A blooming flower of the Christmas fern (Polystichum acrostichoides). (Photo by Jacob S. Suissa, CC BY-ND)
Visualize a picture of your great-grandparents, grandparents, and parents sitting side by side. You will notice some similarities, but each generation will be different from the one before. This is the simplest form of evolution: descent with modification.
Amazing changes can occur over countless generations. This is the source of the diversity of life on our planet.
However, this concept has long been misunderstood as a linear path to “higher” or “better” forms of life. For example, Rudolf Zallinger’s famous 1965 Time-Life illustration “The Road to Homo Sapiens” shows humanity evolving in stages from ape-like ancestors to modern humans.
Extending this view beyond the human species, early paleontological theories about life in the past supported the concept of orthogenesis, or “progressive evolution,” where each generation of a lineage evolved toward more complex or optimized forms.

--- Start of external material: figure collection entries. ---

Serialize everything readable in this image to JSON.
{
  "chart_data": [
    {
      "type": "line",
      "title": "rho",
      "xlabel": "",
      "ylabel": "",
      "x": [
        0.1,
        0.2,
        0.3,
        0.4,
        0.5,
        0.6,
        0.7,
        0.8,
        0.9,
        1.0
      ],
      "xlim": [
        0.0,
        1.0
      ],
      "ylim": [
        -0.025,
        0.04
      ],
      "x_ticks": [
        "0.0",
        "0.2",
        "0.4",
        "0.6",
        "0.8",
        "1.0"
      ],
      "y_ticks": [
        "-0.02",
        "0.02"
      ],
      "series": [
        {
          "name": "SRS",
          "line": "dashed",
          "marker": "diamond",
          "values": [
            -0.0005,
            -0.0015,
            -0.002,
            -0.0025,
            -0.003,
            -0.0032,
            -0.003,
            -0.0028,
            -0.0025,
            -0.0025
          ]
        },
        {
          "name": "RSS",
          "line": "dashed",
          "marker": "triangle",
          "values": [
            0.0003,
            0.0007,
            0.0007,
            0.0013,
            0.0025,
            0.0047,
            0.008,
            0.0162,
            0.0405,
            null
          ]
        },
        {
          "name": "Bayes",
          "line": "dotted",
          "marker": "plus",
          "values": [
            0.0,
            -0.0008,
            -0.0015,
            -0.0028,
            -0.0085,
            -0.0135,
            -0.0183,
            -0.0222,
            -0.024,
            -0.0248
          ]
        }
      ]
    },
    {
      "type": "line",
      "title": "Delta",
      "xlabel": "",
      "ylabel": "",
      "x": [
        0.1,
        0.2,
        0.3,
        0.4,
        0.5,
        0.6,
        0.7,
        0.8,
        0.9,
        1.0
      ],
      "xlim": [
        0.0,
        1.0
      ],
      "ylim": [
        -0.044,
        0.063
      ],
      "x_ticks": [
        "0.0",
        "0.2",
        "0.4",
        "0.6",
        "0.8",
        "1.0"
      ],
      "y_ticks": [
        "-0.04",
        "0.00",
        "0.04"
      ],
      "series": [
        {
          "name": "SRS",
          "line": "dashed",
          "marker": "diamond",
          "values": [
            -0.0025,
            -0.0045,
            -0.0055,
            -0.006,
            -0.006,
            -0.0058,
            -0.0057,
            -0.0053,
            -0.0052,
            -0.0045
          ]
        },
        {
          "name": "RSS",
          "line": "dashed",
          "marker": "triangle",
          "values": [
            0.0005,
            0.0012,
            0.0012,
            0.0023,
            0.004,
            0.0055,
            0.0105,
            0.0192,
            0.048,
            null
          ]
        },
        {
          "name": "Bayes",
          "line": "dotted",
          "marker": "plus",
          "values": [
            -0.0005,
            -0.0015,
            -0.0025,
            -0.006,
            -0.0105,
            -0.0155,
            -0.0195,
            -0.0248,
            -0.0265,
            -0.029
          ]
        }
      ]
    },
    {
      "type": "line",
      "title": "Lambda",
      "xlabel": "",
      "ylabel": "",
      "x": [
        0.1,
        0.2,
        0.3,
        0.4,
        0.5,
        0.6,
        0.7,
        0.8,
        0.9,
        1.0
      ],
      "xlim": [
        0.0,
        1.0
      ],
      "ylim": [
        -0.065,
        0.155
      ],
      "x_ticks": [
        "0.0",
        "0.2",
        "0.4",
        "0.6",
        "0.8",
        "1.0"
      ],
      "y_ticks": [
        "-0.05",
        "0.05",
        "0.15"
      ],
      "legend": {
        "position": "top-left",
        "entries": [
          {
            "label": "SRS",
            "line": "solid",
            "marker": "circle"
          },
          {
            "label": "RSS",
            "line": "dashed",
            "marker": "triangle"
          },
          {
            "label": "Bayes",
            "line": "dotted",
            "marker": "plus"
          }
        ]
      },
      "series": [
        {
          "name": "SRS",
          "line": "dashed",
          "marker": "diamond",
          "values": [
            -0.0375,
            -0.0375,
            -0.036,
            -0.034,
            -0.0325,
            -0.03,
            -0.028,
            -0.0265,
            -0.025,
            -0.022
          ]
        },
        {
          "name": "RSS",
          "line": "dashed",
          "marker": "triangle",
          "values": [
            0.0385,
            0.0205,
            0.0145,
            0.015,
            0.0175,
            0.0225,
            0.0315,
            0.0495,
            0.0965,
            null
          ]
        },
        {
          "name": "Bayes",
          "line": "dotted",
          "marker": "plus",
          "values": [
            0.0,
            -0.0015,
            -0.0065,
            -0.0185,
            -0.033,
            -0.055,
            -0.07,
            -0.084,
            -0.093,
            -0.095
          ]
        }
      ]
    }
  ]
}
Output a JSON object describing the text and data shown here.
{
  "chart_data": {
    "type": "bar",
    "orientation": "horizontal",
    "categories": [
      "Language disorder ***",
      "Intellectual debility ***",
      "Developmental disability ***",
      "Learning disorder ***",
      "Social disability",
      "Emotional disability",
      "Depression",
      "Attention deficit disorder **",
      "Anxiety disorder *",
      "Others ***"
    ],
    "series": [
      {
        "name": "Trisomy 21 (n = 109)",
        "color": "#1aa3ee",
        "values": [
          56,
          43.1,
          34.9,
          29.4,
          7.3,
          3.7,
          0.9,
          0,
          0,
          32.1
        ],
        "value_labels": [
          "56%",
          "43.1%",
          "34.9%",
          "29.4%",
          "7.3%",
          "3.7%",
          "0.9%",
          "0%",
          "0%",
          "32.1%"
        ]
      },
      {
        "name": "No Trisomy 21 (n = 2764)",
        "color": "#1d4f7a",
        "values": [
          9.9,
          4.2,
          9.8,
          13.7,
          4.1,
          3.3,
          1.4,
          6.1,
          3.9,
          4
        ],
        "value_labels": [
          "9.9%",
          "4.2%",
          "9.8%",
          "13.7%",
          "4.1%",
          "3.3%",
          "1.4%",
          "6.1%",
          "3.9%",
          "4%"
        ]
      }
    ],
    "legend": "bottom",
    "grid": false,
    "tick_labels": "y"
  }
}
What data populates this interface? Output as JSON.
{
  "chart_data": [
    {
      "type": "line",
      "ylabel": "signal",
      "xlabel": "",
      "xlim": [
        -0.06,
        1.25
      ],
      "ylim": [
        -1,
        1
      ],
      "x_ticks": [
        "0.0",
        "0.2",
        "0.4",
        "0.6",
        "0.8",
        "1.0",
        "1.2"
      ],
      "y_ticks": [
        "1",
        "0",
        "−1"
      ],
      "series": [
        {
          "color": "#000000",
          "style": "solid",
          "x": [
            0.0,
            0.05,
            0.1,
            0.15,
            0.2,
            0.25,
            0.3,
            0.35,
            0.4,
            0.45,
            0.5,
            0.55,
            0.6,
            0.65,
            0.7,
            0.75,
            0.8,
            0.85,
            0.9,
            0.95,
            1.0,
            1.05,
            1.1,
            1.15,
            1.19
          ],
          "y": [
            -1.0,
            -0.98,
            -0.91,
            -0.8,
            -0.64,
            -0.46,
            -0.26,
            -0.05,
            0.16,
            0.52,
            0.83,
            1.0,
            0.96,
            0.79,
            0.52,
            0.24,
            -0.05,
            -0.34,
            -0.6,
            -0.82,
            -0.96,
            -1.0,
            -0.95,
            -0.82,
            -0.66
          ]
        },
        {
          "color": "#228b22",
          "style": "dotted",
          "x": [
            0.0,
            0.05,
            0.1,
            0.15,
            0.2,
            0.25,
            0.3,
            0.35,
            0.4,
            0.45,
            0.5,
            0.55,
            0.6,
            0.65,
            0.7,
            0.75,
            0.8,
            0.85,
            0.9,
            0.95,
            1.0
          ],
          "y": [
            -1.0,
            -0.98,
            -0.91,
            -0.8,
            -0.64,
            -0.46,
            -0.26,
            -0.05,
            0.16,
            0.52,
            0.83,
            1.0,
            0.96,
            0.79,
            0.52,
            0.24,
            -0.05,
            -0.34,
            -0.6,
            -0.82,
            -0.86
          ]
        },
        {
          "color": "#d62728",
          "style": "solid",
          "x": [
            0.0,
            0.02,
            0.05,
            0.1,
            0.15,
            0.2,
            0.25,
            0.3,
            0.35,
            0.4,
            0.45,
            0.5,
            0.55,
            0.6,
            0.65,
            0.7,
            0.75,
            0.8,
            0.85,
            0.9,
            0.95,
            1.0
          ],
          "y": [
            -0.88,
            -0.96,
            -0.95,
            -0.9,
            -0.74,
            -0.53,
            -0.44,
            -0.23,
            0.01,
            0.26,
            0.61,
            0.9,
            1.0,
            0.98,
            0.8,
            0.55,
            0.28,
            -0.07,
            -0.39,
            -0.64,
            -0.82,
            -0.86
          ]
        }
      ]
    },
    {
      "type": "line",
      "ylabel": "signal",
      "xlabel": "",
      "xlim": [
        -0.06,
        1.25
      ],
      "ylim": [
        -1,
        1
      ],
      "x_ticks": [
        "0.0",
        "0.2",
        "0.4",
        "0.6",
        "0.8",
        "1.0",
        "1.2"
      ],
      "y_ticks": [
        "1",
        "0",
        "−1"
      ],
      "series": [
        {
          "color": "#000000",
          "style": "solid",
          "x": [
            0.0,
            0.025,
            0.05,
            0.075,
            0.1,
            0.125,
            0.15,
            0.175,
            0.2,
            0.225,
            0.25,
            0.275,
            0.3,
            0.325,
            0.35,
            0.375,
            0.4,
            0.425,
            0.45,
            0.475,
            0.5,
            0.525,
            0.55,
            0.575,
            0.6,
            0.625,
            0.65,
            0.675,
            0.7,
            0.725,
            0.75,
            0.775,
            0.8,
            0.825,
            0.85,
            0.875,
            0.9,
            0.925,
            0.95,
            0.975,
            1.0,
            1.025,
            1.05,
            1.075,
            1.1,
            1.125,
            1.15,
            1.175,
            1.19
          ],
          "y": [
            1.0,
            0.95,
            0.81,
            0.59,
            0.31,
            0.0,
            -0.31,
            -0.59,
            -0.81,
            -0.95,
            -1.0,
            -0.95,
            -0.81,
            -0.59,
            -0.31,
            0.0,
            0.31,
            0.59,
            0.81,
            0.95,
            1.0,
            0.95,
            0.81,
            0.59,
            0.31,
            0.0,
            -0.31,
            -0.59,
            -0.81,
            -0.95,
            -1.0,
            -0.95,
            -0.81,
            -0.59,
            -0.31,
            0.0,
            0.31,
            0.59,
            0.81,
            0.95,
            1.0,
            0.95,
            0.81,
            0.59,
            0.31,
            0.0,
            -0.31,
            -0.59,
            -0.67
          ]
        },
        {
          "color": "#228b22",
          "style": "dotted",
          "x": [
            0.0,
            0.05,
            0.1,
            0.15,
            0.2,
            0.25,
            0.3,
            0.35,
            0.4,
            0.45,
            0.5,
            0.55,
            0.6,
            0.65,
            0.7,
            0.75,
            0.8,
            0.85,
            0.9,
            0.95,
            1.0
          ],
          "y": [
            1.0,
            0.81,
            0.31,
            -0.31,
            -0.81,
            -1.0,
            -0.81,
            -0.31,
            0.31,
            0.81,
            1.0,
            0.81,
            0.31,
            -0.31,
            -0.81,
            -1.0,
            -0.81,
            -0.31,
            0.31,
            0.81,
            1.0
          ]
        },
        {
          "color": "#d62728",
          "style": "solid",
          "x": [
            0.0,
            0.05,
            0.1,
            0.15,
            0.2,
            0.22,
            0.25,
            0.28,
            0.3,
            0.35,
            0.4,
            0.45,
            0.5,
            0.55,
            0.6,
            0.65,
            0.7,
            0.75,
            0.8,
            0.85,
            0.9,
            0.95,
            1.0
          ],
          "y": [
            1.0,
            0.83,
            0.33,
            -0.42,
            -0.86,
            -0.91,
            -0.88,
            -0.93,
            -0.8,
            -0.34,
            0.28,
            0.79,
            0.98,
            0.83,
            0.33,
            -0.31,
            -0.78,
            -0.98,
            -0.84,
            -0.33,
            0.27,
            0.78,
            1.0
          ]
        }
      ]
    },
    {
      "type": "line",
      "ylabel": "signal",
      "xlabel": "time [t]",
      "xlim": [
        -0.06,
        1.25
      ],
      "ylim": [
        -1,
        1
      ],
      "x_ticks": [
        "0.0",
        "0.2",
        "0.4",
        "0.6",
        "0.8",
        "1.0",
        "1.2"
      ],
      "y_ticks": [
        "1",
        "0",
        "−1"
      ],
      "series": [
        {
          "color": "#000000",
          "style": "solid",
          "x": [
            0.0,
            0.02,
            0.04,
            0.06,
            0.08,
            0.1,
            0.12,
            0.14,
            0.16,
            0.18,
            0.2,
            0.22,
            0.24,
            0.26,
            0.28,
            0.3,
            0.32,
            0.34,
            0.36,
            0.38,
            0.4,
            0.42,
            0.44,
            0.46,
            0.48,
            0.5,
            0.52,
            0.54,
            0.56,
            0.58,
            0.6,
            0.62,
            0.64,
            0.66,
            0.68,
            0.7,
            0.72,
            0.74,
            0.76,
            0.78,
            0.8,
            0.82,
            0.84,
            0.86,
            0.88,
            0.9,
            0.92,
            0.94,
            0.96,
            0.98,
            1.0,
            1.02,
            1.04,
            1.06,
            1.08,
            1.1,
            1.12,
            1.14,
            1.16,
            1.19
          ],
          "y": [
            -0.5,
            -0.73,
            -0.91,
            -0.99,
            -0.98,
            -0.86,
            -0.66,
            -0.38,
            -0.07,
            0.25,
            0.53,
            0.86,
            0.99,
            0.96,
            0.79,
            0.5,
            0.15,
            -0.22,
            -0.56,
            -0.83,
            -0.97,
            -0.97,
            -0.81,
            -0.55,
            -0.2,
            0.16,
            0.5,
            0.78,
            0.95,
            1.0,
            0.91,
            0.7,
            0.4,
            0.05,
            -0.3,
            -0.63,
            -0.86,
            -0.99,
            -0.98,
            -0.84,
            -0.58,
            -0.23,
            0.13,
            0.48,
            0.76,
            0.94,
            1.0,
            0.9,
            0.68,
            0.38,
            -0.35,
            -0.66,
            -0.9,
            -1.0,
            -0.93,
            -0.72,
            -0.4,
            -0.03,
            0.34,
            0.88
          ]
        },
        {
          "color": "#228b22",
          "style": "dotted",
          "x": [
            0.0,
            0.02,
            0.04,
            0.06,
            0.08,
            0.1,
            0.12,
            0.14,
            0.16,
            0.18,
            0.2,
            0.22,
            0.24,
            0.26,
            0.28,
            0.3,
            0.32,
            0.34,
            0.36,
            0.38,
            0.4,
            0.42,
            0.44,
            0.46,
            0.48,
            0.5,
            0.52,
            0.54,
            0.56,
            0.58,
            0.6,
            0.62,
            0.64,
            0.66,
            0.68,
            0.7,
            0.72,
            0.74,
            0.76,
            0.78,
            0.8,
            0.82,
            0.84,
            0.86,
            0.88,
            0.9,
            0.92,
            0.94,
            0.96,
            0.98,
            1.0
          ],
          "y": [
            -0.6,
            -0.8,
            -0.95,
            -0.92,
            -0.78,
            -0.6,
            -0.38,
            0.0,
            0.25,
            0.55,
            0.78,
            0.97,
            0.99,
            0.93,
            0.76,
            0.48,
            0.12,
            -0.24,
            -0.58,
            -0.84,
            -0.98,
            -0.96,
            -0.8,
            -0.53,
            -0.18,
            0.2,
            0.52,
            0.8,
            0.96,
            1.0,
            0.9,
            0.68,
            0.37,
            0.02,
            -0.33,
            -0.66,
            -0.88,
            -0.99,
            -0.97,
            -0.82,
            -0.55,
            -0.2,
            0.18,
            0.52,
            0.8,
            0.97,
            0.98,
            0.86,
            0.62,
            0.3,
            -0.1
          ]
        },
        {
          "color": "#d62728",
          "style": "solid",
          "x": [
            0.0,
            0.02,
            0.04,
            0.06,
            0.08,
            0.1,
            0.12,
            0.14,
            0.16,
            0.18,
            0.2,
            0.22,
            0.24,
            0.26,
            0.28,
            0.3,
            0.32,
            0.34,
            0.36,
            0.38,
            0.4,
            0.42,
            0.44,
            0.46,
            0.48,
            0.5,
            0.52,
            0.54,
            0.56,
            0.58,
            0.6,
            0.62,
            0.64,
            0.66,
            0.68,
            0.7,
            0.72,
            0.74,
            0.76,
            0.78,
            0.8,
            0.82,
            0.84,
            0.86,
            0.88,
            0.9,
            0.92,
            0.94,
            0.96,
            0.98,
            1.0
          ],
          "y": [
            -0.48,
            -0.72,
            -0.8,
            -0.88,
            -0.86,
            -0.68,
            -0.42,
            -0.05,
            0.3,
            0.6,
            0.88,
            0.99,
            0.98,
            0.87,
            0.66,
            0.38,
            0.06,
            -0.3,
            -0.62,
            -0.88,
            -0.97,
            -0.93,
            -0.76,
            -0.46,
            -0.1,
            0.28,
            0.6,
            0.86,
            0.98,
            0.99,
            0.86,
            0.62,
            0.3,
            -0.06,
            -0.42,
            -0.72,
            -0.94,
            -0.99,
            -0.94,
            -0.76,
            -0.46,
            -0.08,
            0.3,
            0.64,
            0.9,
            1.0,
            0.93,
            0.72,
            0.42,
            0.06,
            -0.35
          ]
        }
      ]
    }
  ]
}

But evolution has no end point. There is no final goal or state. Organisms evolve through natural selection acting in a particular geological period, or simply by drifting without strict selection in any direction.
In a recent study I conducted with Makale Smith, then a National Science Foundation-funded research assistant at Harvard University, we sought to determine whether the one-way model of reproductive evolution holds true for plants. Instead, we found that in many species of ferns—one of the most ancient groups of plants on Earth—the evolution of reproductive strategies was bidirectional, with plants sometimes reverting “backwards” to less specialized forms.
Evolution is not linear
Selection pressures can change at any time and drive evolution in unexpected directions.
Consider dinosaurs and mammals. For over 150 million years, dinosaurs exerted significant selection pressure on Jurassic mammals, forcing them to remain small and live underground to avoid extinction by predators.
Then, about 66 million years ago, the Chicxulub asteroid wiped out most of the non-avian dinosaurs. Suddenly, small mammals were freed from predator pressure and could begin living on the surface, eventually evolving into larger forms, including humans.
Bonacynodon schultzi, an ancestor of modern mammals, lived in the shadow of the dinosaurs during the Triassic period in what is now Brazil.